Location
- Five Acres Campus, Berry Hill Coleford, Gloucestershire, GL16 7JT England 51°48′36″N 2°36′25″W﻿ / ﻿51.810°N 2.607°W

Information
- Type: Further education college (defunct)
- Established: 1985
- Closed: 2011
- Local authority: South West England LSC (although in Gloucestershire LEA)
- Department for Education URN: 130684 Tables
- Ofsted: Reports
- Gender: mixed
- Age: 14+

= Royal Forest of Dean College =

Royal Forest of Dean College was a college of further education located close to the town of Coleford, in the Forest of Dean in west Gloucestershire.
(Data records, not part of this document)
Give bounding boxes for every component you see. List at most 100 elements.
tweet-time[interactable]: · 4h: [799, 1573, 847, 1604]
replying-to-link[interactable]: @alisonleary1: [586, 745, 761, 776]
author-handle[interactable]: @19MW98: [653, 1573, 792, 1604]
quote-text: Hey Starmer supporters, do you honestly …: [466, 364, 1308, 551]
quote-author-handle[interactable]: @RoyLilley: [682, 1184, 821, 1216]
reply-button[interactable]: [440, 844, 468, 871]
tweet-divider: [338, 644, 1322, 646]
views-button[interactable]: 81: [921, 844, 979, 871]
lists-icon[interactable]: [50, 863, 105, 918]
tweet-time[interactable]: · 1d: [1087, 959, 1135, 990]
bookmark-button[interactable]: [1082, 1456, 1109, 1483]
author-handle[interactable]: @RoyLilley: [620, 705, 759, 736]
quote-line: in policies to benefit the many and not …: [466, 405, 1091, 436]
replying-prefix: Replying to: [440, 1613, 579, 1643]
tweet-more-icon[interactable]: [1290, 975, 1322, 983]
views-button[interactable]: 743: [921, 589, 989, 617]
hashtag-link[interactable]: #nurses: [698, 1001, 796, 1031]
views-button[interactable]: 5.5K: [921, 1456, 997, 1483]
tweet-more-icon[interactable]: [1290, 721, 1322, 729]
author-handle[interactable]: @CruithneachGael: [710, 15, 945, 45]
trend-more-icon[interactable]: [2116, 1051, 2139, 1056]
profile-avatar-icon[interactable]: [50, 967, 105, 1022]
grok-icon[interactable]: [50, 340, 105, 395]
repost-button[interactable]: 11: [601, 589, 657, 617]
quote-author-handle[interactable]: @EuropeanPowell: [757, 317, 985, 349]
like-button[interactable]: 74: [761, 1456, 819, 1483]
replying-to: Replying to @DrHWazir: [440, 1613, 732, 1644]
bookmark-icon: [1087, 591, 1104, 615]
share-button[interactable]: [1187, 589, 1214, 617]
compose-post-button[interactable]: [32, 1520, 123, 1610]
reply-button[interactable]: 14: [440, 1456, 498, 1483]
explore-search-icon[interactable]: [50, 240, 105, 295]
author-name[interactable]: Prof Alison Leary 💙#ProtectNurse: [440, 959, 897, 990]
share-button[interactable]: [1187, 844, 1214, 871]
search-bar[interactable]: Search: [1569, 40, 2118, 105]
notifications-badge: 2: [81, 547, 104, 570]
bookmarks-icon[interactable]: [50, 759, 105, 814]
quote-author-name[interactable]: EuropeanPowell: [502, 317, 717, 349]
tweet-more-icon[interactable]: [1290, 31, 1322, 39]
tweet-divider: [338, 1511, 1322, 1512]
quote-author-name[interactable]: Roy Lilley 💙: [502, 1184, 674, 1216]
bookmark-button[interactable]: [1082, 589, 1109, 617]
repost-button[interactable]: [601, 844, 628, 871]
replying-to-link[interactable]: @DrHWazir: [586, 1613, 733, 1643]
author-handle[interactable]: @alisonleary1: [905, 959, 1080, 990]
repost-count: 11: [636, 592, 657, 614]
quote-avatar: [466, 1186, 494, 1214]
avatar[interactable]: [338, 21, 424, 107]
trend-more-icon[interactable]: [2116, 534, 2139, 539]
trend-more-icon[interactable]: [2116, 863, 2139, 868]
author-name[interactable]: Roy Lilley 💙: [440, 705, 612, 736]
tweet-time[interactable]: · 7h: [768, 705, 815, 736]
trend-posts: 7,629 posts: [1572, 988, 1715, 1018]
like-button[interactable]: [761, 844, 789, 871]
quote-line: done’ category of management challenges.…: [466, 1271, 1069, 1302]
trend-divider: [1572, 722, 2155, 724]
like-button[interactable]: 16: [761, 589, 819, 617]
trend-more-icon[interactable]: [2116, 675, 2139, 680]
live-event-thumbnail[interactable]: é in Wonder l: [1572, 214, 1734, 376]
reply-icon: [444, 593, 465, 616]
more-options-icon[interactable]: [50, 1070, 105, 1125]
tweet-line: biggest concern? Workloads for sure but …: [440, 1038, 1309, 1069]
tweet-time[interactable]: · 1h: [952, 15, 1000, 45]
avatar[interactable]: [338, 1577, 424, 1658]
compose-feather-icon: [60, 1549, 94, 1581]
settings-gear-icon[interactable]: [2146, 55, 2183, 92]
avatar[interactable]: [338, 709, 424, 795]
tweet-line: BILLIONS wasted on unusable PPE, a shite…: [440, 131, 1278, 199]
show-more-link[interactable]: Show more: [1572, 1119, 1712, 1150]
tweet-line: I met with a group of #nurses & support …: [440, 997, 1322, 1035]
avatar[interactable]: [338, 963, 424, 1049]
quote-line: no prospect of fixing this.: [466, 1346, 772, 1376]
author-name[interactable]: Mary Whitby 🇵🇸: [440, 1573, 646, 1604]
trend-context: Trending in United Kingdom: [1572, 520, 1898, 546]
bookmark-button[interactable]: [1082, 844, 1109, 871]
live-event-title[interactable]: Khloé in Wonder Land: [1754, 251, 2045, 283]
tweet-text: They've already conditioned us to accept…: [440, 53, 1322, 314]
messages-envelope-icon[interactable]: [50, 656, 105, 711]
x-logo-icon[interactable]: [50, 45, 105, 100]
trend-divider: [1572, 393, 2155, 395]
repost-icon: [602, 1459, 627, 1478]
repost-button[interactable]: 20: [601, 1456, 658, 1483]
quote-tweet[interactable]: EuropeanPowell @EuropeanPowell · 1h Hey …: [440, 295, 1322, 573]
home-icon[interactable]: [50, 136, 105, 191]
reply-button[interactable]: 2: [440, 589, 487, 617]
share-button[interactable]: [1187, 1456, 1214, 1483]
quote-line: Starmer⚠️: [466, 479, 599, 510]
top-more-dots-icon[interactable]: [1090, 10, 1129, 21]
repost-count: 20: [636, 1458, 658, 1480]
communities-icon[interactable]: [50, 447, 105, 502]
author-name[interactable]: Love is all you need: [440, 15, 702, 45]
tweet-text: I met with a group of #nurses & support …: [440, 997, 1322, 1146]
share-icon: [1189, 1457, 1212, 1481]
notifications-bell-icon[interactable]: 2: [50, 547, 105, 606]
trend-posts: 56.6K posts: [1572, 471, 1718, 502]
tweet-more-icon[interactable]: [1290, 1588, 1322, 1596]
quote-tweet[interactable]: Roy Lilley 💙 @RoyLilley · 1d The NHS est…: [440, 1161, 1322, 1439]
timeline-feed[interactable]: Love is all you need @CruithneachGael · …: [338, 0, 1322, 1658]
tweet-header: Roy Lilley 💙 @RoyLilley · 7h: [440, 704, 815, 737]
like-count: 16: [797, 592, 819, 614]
It was dissolved by government order as of 31 January 2011 in order to be merged to Gloucestershire College. Together with its secondary site at Mitcheldean, and around 30 further outreach sites, the college served a mainly rural area. The college offered a range of courses from A-levels and was associated with University of Gloucestershire for higher education to Master's degrees.

==History==
East Dean Grammar School of Cinderford, formed in 1929, merged with Bells Grammar School of Coleford in 1968 to form the Royal Forest of Dean Grammar School on a new site. Bell's Grammar School had a history dating back to 1445 when a school was founded by Joan Greyndour. In 1985, the grammar school was split into a comprehensive school and the tertiary college. A 2009 Ofsted inspection rated the school with a Grade 2 (good).

On 31 January 2011, it merged into Gloucestershire College of Arts and Technology

==Alumni==
===Royal Forest of Dean Grammar School===
- Janet Royall, Baroness Royall of Blaisdon, Chancellor of the Duchy of Lancaster from 2009–10 and Principal of Somerville College, Oxford

===East Dean Grammar School===

- Prof James Cross, Baines Professor of English Language from 1965–85 at the University of Liverpool
- Valerie Grosvenor Myer, writer
- Dame Muriel Powell (nurse) CBE
- Sir Archibald Russell CBE (attended from 1914-9 when his father was the headmaster), aircraft designer, designed the Bristol Blenheim, the Bristol Britannia and later worked on Concorde - Chief Engineer from 1944–60 at the Bristol Aeroplane Company
- Reg Ward, Chief Executive from 1976-80 of Hereford & Worcester County Council and from 1981-88 of the London Docklands Development Corporation
- Sir Jimmy Young (broadcaster) CBE, former BBC Radio 2 presenter from 1973-2002

===Bells Grammar School===

- Edna May Healey, Baroness Healey, writer and wife of Denis Healey
- Dennis Potter, television writer
- Dr Cyril Hart OBE (1913-2009), Verderer of the Forest of Dean, Author, Forestry Expert and Historian, born in the Forest and lived in Coleford.